Les contrats de performance énergétique (CPE) ont le vent en poupe ! C’est en tout cas le constat de la dernière étude du Syndicat national de l’exploitation climatique. Le SNEC préconise ainsi un usage plus généralisté des CPE. Il faut dire qu’améliorer l’efficacité énergétique des bâtiments est l’un des enjeux du BTP depuis de nombreuses années. Lumière sur les CPE et les récentes conclusions du SNEC à leur sujet.

Le principe des Contrats de performance énergétique

Pour comprendre les enjeux des récentes études du Syndicat national de l’exploitation climatique (SNEC), encore faut-il être à jour sur le principe même des contrats de performance énergétique (CPE).

Les CPE est un dispositif institué en France, grâce à l’article 5 de la loi Grenelle I. Il s’agit d’un contrat qui lie un maître d’ouvrage à un opérateur, afin de s’engager sur l’amélioration réelle de l’efficacité énergétique d’un bâtiment ou d’un ensemble de bâtiments.

L’enjeu est de rénover l’immobilier urbain, pour augmenter son efficacité énergétique. Cela passe notamment par des travaux d’isolation et par le remplacement de moyens de chauffage.

Le premier CPE a été conclu fin 2009. Depuis, de nombreux CPE ont été signés, le plus souvent entre des communes et des opérateurs.

Enquête du SNEC 2020 sur les CPE

Le SNEC est le syndicat de référence pour les entreprises engagées dans l’amélioration énergétique des bâtiments, ce qui concerne donc de très nombreuses entreprises de rénovation. Il est dès lors logique que le SNEC s’intéresse directement aux CPE et à leur intérêt pour le secteur du BTP, comme pour les communes.

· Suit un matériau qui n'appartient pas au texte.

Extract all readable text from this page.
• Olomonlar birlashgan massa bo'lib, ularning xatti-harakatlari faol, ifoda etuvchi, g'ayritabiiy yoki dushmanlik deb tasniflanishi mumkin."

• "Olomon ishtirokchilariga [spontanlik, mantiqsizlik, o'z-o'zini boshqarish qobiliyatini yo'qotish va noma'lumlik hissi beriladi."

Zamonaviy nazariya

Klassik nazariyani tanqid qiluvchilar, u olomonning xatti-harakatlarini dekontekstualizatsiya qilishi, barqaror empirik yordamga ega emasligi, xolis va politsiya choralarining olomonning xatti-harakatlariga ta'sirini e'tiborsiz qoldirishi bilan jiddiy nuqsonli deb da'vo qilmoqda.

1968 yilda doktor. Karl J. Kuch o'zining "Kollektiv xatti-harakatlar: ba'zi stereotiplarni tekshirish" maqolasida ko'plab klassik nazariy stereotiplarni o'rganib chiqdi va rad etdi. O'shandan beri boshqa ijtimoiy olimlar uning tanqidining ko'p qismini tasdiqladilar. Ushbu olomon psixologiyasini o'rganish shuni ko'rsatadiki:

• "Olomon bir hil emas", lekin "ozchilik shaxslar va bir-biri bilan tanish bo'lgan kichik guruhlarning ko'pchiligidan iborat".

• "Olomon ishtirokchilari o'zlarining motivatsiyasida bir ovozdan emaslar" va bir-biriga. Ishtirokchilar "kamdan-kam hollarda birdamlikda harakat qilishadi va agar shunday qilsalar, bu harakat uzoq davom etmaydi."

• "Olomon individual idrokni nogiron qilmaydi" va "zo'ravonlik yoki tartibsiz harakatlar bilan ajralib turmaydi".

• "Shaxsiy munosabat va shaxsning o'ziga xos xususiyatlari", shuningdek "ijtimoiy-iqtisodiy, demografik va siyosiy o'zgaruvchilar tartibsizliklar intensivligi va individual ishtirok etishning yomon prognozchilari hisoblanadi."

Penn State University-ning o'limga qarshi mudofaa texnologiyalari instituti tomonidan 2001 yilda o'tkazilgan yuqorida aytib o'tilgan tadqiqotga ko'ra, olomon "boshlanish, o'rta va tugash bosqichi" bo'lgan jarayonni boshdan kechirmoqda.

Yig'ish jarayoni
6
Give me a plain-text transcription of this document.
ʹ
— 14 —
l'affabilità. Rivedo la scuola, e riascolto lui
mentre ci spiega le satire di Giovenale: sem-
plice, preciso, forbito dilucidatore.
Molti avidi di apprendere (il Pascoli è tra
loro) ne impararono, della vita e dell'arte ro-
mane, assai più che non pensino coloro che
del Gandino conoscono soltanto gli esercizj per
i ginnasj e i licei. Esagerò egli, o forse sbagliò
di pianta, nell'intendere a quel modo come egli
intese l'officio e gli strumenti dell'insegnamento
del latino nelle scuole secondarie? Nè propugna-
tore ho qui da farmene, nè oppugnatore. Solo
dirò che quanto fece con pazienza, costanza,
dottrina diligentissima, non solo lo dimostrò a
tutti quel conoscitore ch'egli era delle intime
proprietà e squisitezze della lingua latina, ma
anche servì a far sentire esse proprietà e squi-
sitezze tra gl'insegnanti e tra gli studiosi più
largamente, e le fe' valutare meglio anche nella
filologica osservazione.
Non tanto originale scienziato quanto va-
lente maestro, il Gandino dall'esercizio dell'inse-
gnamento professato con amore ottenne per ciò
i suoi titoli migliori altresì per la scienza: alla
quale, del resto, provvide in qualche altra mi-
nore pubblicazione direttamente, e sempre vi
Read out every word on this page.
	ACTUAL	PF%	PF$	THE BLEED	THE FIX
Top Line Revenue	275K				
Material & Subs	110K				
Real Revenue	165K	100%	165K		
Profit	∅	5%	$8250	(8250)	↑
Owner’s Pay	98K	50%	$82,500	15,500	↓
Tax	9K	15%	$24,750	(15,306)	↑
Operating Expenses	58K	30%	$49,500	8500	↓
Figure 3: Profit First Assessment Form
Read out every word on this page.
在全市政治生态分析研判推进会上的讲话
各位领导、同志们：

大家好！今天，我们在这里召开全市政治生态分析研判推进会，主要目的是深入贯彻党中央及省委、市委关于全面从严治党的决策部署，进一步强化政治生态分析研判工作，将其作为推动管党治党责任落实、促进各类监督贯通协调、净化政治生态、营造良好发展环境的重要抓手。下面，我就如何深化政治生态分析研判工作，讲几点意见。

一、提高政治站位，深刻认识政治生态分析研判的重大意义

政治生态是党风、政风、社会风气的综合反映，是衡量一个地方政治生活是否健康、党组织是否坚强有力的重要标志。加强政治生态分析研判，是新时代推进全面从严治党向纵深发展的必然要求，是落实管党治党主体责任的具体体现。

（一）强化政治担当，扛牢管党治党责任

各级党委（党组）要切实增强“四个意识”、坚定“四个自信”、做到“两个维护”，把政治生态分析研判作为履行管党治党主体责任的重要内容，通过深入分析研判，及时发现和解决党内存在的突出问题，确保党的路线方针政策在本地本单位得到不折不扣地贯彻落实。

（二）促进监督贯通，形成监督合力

Dans sa récente enquête sur les CPE, le SNEC revient sur l’intérêt et les usages de ce dispositif existant depuis maintenant plus de 10 ans. Dans son enquête, le SNEC rappelle l’intérêt majeur des CPE pour respecter les objectifs ambitieux imposés en matière de transition énergétique et climatique.

Il rappelle notamment la différence principale entre un CPE et un projet de rénovation. Contrairement à un chantier de rénovation, le CPE s’intéresse uniquement à l’objectif de performance énergétique. Il ne s’agit donc pas de rénover l’immobilier ancien, mais bel et bien d’atteindre les objectifs énergétiques imposés par la commune ou par le maître d’ouvrage. La notion de résultat y est donc bien plus présente que dans un chantier traditionnel.

10 ans de contrats de performance énergétique : quel bilan ?

L’enquête du SNEC revient bien évidemment sur le développement des CPE sur la décennie passée. Pour cela, elle s’intéresse à non moins de 153 contrats de performance énergétique, qui couvrent la restauration de 3400 bâtiments, sur plus de 7 millions de m².

Elle montre l’intérêt croissant pour les CPE pour les différents acteurs du bâtiment, et revient sur les objectifs variés liés au CPE. L’échantillon analysé englobe une grande variété de bâtiments, depuis le résidentiel (31% de l’échantillon) à l’immobilier de bureaux (27 %) en passant par les bâtiments d’enseignement (29 %), avec une moyenne de 22 bâtiments par CPE (qui montre la portée de chaque contrat).

En plus d’objectifs liés directement aux économies d’énergie, les contrats de performance énergétique se complètent très souvent d’objectifs secondaires, notamment la réduction des gaz à effet de serre (objectif présent dans 44% des contrats étudiés dans l’enquête) ou l’amélioration de la qualité de l’air intérieur.

L’un des enjeux de l’enquête est de montrer l’impact concret des CPE sur l’efficacité énergétique des bâtiments au global. Il est évident qu’un CPE parfaitement encadré, et sur un vaste réseau de bâtiments, offrira des résultats plus concrets (et mieux mesuré) que des travaux de rénovation réalisés individuellement, sur chaque bâtiment, et sans suivi des résultats.

Les résultats, parlons-en ! Olivier Salvat, président du SNEC, affirme avec fierté que 100 % des CPE ont atteint leur objectif initial, et que 71 % d’entre eux les ont dépassé ! Preuve s’il en est que s’intéresser à l’objectif de performance énergétique reste essentiel dans une démarche d’amélioration énergétique des bâtiments.